Settlement Approved In Suit Challenging Ban On Wearing Rosaries In School

A New York federal district court yesterday approved a settlement in a suit that was brought on behalf of a 13-year old middle school student in Schenectady, New York who was suspended for wearing a rosary outside his shirt to school. The school argued that items made of beads are gang-related. The settlement stipulation (full text) in R.H. v. Schenectady City School District, (ND NY, Oct. 30, 2010), calls for defendants to pay the student $2500 in damages and expunge his school record. The settlement also calls for defendants to pay $20,000 in attorneys' fees. The school has already modified its policy on wearing rosaries.  American Center for Law & Justice announced the approval of the settlement. (See prior related posting.)

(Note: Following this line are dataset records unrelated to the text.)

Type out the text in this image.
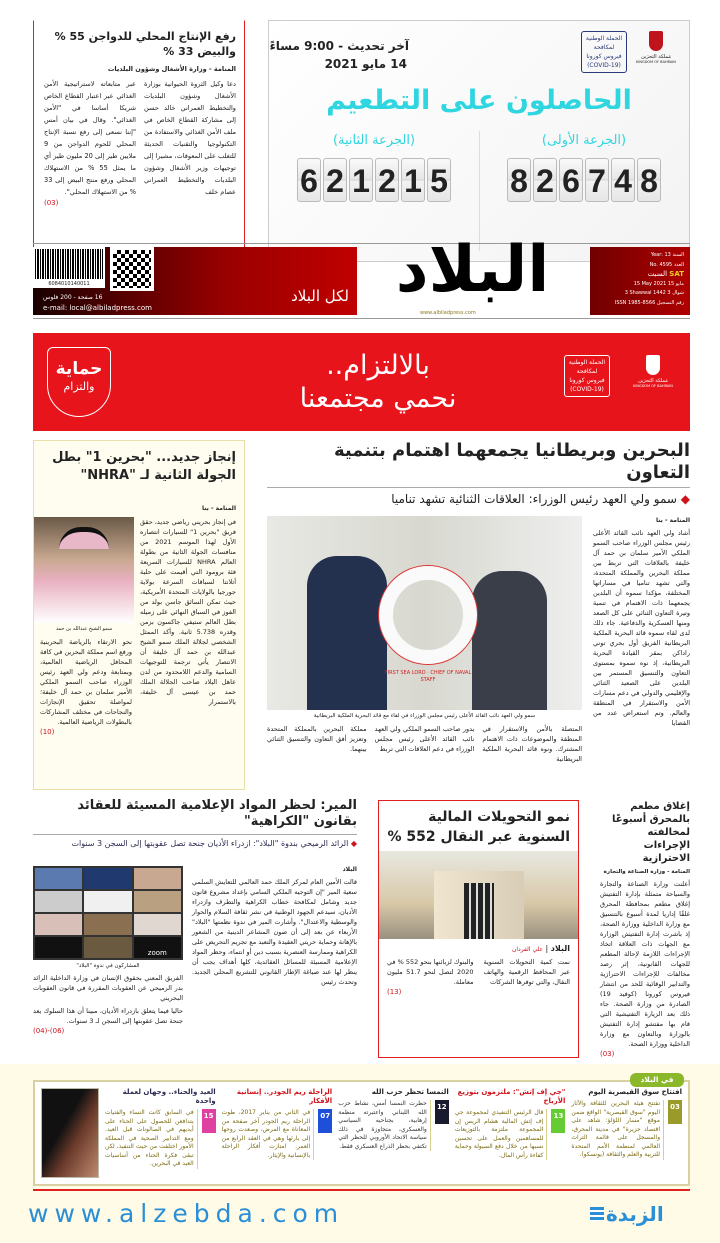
رفع الإنتاج المحلي للدواجن 55 % والبيض 33 %
المنامة - وزارة الأشغال وشؤون البلديات
دعا وكيل الثروة الحيوانية بوزارة الأشغال وشؤون البلديات والتخطيط العمراني خالد حسن إلى مشاركة القطاع الخاص في ملف الأمن الغذائي والاستفادة من التكنولوجيا والتقنيات الحديثة للتغلب على المعوقات، مشيرا إلى توجيهات وزير الأشغال وشؤون البلديات والتخطيط العمراني عصام خلف
عبر متابعاته لاستراتيجية الأمن الغذائي عبر اعتبار القطاع الخاص شريكا أساسا في "الأمن الغذائي". وقال في بيان أمس "إننا نسعى إلى رفع نسبة الإنتاج المحلي للحوم الدواجن من 9 ملايين طير إلى 20 مليون طير أي ما يمثل 55 % من الاستهلاك المحلي ورفع منتج البيض إلى 33 % من الاستهلاك المحلي".
(03)
مَملكة البَحرَين
KINGDOM OF BAHRAIN
الحملة الوطنية لمكافحة فيروس كورونا
(COVID-19)
آخر تحديث - 9:00 مساءً
14 مايو 2021
الحاصلون على التطعيم
(الجرعة الأولى)
8 2 6 7 4 8
(الجرعة الثانية)
6 2 1 2 1 5
6084010140011
16 صفحة - 200 فلوس
e-mail: local@albiladpress.com
لكل البلاد البلاد
www.albiladpress.com
Year: 13 السنة
No. 4595 العدد
السبت SAT
15 May 2021 15 مايو
3 Shawwal 1442 3 شوال
ISSN 1985-8566 رقم التسجيل
مَملكة البَحرَين
KINGDOM OF BAHRAIN
الحملة الوطنية لمكافحة فيروس كورونا
(COVID-19)
بالالتزام..
نحمي مجتمعنا
حماية
والتزام
البحرين وبريطانيا يجمعهما اهتمام بتنمية التعاون
◆ سمو ولي العهد رئيس الوزراء: العلاقات الثنائية تشهد تناميا
FIRST SEA LORD · CHIEF OF NAVAL STAFF
سمو ولي العهد نائب القائد الأعلى رئيس مجلس الوزراء في لقاء مع قائد البحرية الملكية البريطانية
المنامة - بنا
أشاد ولي العهد نائب القائد الأعلى رئيس مجلس الوزراء صاحب السمو الملكي الأمير سلمان بن حمد آل خليفة بالعلاقات التي تربط بين مملكة البحرين والمملكة المتحدة، والتي تشهد تناميا في مساراتها المختلفة، مؤكدا سموه أن البلدين يجمعهما ذات الاهتمام في تنمية وتيرة التعاون الثنائي على كل الصعد ومنها العسكرية والدفاعية. جاء ذلك لدى لقاء سموه قائد البحرية الملكية البريطانية الفريق أول بحري توني راداكن بمقر القيادة البحرية البريطانية، إذ نوه سموه بمستوى التعاون والتنسيق المستمر بين البلدين على الصعيد الثنائي والإقليمي والدولي في دعم مسارات الأمن والاستقرار في المنطقة والعالم. وتم استعراض عدد من القضايا
المتصلة بالأمن والاستقرار في المنطقة والموضوعات ذات الاهتمام المشترك. ونوه قائد البحرية الملكية البريطانية
بدور صاحب السمو الملكي ولي العهد نائب القائد الأعلى رئيس مجلس الوزراء في دعم العلاقات التي تربط
مملكة البحرين بالمملكة المتحدة وتعزيز أفق التعاون والتنسيق الثنائي بينهما.
إنجاز جديد... "بحرين 1" بطل الجولة الثانية لـ "NHRA"
المنامة - بنا
سمو الشيخ عبدالله بن حمد
في إنجاز بحريني رياضي جديد، حقق فريق "بحرين 1" للسيارات انتصاره الأول لهذا الموسم 2021 من منافسات الجولة الثانية من بطولة العالم NHRA للسيارات السريعة فئة بروموذ التي أقيمت على حلبة أتلانتا لسباقات السرعة بولاية جورجيا بالولايات المتحدة الأمريكية، حيث تمكن السائق جاسن بولد من الفوز في السباق النهائي على زميله بطل العالم ستيفي جاكسون بزمن وقدره 5.738 ثانية. وأكد الممثل الشخصي لجلالة الملك سمو الشيخ عبدالله بن حمد آل خليفة أن الانتصار يأتي ترجمة للتوجيهات السامية والدعم اللامحدود من لدن عاهل البلاد صاحب الجلالة الملك حمد بن عيسى آل خليفة، بالاستمرار
نحو الارتقاء بالرياضة البحرينية ورفع اسم مملكة البحرين في كافة المحافل الرياضية العالمية، وبمتابعة ودعم ولي العهد رئيس الوزراء صاحب السمو الملكي الأمير سلمان بن حمد آل خليفة؛ لمواصلة تحقيق الإنجازات والنجاحات في مختلف المشاركات بالبطولات الرياضية العالمية.
(10)
إغلاق مطعم بالمحرق أسبوعًا لمخالفته الإجراءات الاحترازية
المنامة - وزارة الصناعة والتجارة
أعلنت وزارة الصناعة والتجارة والسياحة متمثلة بإدارة التفتيش إغلاق مطعم بمحافظة المحرق غلقًا إداريا لمدة أسبوع بالتنسيق مع وزارة الداخلية ووزارة الصحة، إذ باشرت إدارة التفتيش الوزارة مع الجهات ذات العلاقة اتخاذ الإجراءات اللازمة لإحالة المطعم للجهات القانونية، إثر رصد مخالفات للإجراءات الاحترازية والتدابير الوقائية للحد من انتشار فيروس كورونا (كوفيد 19) الصادرة من وزارة الصحة. جاء ذلك بعد الزيارة التفتيشية التي قام بها مفتشو إدارة التفتيش بالوزارة وبالتعاون مع وزارة الداخلية ووزارة الصحة.
(03)
نمو التحويلات المالية السنوية عبر النقال 552 %
البلاد | علي الفردان
نمت كمية التحويلات السنوية عبر المحافظ الرقمية والهاتف النقال، والتي توفرها الشركات
والبنوك لزبائنها بنحو 552 % في 2020 لتصل لنحو 51.7 مليون معاملة.
(13)
المير: لحظر المواد الإعلامية المسيئة للعقائد بقانون "الكراهية"
◆ الرائد الرميحي بندوة "البلاد": ازدراء الأديان جنحة تصل عقوبتها إلى السجن 3 سنوات
zoom
المشاركون في ندوة "البلاد"
الفريق المعني بحقوق الإنسان في وزارة الداخلية الرائد بدر الرميحي عن العقوبات المقررة في قانون العقوبات البحريني
حاليا فيما يتعلق بازدراء الأديان، مبينا أن هذا السلوك يعد جنحة تصل عقوبتها إلى السجن لـ 3 سنوات.
(04)-(06)
البلاد
قالت الأمين العام لمركز الملك حمد العالمي للتعايش السلمي سعية المير "إن التوجيه الملكي السامي بإعداد مشروع قانون جديد وشامل لمكافحة خطاب الكراهية والتطرف وازدراء الأديان، سيدعم الجهود الوطنية في نشر ثقافة السلام والحوار والوسطية والاعتدال". وأشارت المير في ندوة نظمتها "البلاد" الأربعاء عن بعد إلى أن صون المشاعر الدينية من الشعور بالإهانة وحماية حريتي العقيدة والتعبد مع تجريم التحريض على الكراهية وممارسة العنصرية بسبب دين أو انتماء، وحظر المواد الإعلامية المسيئة للمسائل العقائدية، كلها أهداف يجب أن ينظر لها عند صياغة الإطار القانوني للتشريع المحلي الجديد. وتحدث رئيس
افتتاح سوق القيصرية اليوم
03
تفتتح هيئة البحرين للثقافة والآثار اليوم "سوق القيصرية" الواقع ضمن موقع "مسار اللؤلؤ: شاهد على اقتصاد جزيرة" في مدينة المحرق، والمسجل على قائمة التراث العالمي لمنظمة الأمم المتحدة للتربية والعلم والثقافة (يونسكو).
"جي إف إتش": ملتزمون بتوزيع الأرباح
13
قال الرئيس التنفيذي لمجموعة جي إف إتش المالية هشام الريس إن المجموعة ملتزمة بالتوزيعات للمساهمين والعمل على تحسين نسبها من خلال دفع السيولة وحماية كفاءة رأس المال.
النمسا تحظر حزب الله
12
حظرت النمسا أمس، نشاط حزب الله اللبناني واعتبرته منظمة إرهابية، بجناحيه السياسي والعسكري، متجاوزة في ذلك سياسة الاتحاد الأوروبي للحظر التي تكتفي بحظر الذراع العسكري فقط.
الراحلة ريم الجودر.. إنسانية الأفكار
07
في الثاني من يناير 2017، طوت الراحلة ريم الجودر آخر صفحة من المعاناة مع المرض، وصعدت روحها إلى بارئها وهي في العقد الرابع من العمر. امتازت أفكار الراحلة بالإنسانية والإيثار.
العيد والحناء.. وجهان لعملة واحدة
15
في السابق كانت النساء والفتيات يتدافعن للحصول على الحناء على أيديهم في الصالونات قبل العيد. ومع التدابير الصحية في المملكة الأمور اختلفت من حيث التنفيذ، لكن تبقى فكرة الحناء من أساسيات العيد في البحرين.
في البلاد
www.alzebda.com	الزبدة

High-Profile Defendant Removed From Jury Selection For Singing Hymns In Court

Yesterday in Salt Lake City, Utah, jury selection began in the federal court trial of Brian David Mitchell who is charged in the high profile 2002 kidnapping of then 14-year old Elizabeth Smart. Mitchell insisted on softly singing hymns during the court proceedings.  AP reports that after a half hour of the singing, Judge Dale Kimball ordered Mitchell removed, but to another room where he was still able to watch the proceedings by closed circuit television. It is expected that Elizabeth Smart will return to Utah to testify against Mitchell. Smart is currently serving a mission for the Church of Jesus Christ of Latter Day Saints in France.